Soaring demand for online retail deliveries amid the coronavirus crisis has helped cardboard box maker DS Smith notch up a surge in e-commerce revenues.
The group said it saw “double-digit” growth in Northern European e-commerce sales by volume over its year to April 30, which included more than a month of lockdown.
It said the pandemic will help drive further demand for packaging as more people work from home, accelerating the shift towards online shopping.
But shares fell 8% as it said overall box sales were knocked by falling demand in the industrial sector during April and May as it was disrupted by the pandemic.
Industrial sales, which were already down by single digits due to wider economic pressures, plummeted around 25% in April followed by similar drops in May and June.
The car and electronics sectors were hardest hit – down around 50% and 25% respectively in April.
DS Smith said it saw a hit to full-year earnings of around £15 million as the crisis weighed on industrial customers and due to rising costs in the final two months of its full year.
Results showed a 5% rise in pre-tax profits to £368 million for the year to April 30, while revenues dipped 2% to £6 billion.
Underlying earnings rose 4% to £660 million.

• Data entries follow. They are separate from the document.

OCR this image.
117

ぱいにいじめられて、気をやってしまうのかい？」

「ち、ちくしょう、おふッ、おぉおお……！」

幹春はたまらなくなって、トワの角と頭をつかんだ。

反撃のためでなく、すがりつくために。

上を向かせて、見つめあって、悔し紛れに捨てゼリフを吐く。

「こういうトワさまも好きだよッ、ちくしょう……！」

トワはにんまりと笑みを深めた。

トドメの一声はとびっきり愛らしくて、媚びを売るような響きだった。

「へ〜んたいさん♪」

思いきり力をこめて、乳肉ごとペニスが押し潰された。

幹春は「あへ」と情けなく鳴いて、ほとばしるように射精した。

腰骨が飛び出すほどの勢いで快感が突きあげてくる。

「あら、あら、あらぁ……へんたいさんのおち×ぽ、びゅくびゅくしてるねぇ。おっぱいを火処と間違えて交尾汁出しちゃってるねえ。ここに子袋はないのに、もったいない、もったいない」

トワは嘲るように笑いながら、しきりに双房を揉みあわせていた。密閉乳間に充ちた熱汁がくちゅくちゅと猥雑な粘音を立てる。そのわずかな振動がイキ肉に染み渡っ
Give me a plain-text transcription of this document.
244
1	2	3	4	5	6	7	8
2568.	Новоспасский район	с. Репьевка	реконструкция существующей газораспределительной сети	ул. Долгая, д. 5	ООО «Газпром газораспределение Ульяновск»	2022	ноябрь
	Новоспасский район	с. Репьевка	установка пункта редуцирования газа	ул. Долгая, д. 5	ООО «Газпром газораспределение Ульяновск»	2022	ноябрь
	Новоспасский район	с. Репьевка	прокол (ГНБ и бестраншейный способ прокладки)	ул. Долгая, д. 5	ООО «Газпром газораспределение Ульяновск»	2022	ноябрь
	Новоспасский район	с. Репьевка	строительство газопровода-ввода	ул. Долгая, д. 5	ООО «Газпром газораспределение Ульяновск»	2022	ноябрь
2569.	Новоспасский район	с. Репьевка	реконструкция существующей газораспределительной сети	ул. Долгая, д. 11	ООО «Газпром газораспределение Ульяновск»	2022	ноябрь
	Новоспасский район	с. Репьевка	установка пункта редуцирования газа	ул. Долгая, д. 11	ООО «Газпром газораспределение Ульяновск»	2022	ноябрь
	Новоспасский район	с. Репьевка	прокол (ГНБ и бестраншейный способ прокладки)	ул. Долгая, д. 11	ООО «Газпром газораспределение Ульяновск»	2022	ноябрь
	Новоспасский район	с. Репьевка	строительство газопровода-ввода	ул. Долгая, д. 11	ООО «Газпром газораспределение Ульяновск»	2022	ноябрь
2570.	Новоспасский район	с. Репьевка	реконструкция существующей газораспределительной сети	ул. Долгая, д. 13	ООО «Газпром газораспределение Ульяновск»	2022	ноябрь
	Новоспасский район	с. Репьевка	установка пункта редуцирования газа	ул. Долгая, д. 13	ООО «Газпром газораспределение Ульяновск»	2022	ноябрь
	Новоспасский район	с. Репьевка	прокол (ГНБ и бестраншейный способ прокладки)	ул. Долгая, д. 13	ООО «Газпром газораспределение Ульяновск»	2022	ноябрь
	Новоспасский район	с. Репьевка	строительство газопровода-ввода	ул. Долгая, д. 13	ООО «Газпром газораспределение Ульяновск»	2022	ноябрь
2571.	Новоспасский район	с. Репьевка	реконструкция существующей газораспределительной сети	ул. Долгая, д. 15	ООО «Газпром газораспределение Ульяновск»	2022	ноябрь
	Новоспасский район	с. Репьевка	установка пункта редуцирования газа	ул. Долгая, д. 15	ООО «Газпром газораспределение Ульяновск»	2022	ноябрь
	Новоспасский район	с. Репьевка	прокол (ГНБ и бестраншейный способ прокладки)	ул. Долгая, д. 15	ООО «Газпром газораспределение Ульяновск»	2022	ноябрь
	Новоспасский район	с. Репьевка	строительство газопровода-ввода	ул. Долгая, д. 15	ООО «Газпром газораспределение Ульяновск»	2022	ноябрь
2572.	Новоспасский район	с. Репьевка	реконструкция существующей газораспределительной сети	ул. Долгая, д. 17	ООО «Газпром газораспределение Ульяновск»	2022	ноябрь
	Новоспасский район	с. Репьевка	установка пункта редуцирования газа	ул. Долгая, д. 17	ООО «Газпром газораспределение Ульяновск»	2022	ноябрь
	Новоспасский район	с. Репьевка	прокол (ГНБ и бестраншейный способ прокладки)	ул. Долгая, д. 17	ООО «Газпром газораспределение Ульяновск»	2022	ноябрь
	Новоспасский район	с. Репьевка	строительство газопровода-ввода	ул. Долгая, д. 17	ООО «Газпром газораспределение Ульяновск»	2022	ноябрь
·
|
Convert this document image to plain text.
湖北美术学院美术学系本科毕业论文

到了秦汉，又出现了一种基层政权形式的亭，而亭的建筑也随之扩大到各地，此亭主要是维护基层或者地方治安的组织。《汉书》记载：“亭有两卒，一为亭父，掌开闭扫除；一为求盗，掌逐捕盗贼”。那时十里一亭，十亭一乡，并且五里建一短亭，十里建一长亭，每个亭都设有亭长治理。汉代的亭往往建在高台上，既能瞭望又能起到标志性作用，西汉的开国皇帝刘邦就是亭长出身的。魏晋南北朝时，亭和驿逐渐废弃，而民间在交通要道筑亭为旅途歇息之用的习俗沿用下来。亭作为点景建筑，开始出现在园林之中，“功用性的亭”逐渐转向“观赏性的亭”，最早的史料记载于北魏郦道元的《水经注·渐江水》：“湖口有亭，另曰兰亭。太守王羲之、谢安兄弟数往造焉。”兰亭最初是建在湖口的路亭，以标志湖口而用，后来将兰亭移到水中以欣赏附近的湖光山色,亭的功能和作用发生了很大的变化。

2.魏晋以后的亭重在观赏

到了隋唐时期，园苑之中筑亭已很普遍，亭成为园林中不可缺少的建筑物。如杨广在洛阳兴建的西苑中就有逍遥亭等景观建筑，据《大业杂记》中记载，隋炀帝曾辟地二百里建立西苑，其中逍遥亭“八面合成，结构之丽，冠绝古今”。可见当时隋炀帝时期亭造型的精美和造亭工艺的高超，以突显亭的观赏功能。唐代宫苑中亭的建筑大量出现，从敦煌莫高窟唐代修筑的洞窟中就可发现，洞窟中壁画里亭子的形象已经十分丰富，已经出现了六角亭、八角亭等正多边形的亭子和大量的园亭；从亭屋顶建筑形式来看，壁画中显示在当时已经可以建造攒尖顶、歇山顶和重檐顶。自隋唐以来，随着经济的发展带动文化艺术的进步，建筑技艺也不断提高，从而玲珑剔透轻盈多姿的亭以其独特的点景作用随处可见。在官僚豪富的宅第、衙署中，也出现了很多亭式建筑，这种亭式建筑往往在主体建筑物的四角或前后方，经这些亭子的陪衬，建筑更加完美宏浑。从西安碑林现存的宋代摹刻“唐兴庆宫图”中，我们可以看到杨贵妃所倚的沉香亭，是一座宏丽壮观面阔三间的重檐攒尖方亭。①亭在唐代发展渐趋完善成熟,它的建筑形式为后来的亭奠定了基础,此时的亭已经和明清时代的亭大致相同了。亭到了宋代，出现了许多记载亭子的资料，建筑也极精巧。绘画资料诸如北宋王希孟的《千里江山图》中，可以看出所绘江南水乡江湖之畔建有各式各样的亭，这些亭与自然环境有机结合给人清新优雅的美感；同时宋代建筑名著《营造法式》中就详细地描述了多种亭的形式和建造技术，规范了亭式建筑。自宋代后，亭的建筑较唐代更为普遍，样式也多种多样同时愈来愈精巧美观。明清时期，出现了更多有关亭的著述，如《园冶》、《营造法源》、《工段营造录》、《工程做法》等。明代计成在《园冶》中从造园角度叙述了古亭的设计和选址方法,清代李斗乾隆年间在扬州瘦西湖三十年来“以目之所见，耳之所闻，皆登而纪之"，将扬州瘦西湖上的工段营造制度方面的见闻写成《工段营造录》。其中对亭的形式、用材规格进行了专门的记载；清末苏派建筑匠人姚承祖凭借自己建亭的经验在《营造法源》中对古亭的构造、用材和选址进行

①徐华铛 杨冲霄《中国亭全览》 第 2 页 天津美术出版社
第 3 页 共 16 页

The group sees fast-moving consumer goods and e-commerce – which account for around 83% of box sales by volume – offering the biggest boost in future, while the push towards sustainable packaging is also driving sales of its corrugated packaging.
Miles Roberts, group chief executive of DS Smith, said: “In the medium term, the growth drivers of e-commerce and sustainability are as strong as ever.
“The Covid-19 crisis is also expected to accelerate a number of the structural drivers for corrugated packaging, and our scale and innovation-led customer offering positions us well and gives us confidence for the future.”
Sophie Lund-Yates, equity Analyst at Hargreaves Lansdown, said: “The packaging giant has significant exposure to fast-moving consumer goods companies, and is an integral part of the machine that keeps goods on our supermarket shelves.
“That means it’s been offered a level of protection in the current downturn, because a certain amount of demand will show up come rain or shine.
“Added to that is an increase in online shopping, which hasn’t just acted as a boost now but is a long-term growth lever for the group.”